To try this code, start with our basic examples. Run the following scripts in the following order:

### OLS Regression

• ols_generate_data.jl
• ols_example.jl
• ols_example.R

### Logistic Regression

• logistic_generate_data.jl
• logistic_example.jl
• logistic_example.R

# Tips and Tricks

• Because the SGD operates very locally based on the current row of data and recent rows of data, it is important that the rows of data be as close to randomly ordered as possible. The worst case scenario is to apply the SGD to data in which the optimal model gradually changes over rows; in this case, the model will never settle down in a reasonable region of parameter space.

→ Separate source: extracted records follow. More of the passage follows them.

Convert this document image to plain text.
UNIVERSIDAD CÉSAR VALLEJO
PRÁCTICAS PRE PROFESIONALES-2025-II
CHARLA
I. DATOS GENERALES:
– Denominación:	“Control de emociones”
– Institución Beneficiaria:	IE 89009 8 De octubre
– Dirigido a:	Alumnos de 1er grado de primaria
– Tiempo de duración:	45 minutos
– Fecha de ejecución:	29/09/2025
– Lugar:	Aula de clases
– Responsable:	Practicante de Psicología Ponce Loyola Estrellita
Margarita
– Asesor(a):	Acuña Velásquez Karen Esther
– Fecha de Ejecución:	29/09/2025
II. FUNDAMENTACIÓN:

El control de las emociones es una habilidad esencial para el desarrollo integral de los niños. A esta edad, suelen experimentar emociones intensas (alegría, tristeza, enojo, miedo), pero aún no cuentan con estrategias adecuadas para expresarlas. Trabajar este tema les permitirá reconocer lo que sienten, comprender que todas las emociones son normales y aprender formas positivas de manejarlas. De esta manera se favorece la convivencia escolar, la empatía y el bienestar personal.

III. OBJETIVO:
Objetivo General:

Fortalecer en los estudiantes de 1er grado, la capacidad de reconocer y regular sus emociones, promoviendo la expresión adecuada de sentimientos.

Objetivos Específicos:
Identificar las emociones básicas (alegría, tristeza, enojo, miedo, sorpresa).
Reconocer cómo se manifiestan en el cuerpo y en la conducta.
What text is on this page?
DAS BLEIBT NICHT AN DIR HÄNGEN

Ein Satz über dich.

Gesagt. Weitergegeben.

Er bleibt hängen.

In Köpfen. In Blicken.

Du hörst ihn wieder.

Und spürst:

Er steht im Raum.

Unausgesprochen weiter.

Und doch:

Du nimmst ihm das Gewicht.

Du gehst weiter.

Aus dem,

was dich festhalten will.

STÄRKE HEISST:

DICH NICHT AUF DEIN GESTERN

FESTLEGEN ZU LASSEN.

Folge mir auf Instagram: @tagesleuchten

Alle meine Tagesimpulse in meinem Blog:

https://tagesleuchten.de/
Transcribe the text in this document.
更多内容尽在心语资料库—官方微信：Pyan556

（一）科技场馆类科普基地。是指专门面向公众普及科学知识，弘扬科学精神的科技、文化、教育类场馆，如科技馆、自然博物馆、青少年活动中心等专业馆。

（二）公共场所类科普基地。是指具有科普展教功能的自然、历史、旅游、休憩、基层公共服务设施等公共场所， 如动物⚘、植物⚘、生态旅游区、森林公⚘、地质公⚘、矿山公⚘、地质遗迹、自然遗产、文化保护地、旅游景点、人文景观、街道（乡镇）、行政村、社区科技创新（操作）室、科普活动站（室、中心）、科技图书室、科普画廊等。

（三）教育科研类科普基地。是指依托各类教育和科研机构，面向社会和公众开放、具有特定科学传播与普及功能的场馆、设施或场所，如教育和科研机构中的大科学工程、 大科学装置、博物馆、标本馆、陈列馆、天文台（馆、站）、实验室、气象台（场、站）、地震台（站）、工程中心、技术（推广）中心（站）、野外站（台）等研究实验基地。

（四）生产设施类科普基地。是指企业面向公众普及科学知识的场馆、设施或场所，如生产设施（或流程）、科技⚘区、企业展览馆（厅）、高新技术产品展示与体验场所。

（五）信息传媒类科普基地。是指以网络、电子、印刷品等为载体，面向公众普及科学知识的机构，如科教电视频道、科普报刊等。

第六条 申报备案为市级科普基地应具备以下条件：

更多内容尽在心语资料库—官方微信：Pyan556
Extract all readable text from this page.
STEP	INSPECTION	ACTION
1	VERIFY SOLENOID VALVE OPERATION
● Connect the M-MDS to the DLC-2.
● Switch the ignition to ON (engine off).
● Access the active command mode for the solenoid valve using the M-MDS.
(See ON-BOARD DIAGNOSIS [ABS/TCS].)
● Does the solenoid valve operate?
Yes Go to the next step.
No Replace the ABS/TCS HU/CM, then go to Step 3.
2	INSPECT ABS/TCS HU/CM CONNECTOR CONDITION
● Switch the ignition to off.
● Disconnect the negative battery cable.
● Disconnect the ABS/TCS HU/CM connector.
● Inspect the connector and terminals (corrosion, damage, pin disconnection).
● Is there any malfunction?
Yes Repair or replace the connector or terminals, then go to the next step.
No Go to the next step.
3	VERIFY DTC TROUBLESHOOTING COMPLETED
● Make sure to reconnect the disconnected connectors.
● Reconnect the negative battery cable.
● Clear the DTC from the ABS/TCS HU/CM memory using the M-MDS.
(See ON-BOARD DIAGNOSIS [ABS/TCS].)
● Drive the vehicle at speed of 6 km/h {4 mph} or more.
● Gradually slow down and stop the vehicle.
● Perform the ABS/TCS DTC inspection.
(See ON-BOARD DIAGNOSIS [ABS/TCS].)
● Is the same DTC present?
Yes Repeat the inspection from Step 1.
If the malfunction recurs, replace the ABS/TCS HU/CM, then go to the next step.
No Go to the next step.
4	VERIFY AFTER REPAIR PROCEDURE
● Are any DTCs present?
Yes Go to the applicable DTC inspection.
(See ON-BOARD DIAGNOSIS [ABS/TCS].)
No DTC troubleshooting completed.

In practice, haphazard orderings instead of intentionally randomized orderings often work well.
• It is also important to insure that the algorithm not move too far along the gradient at each step. This requires setting a low learning rate, so that the model never makes a step so large that the next required step will have to be even larger to make up for the last step.

# To Do

• Add better monitoring functions, including dumping to a file and to STDOUT during model fitting.
• Fitted parameters are not optimal. Need to find ways to get better results out from a single pass through the data.
• Need to automate making multiple passes through the data.
• Need to be able to use minibatches of larger size than a single row.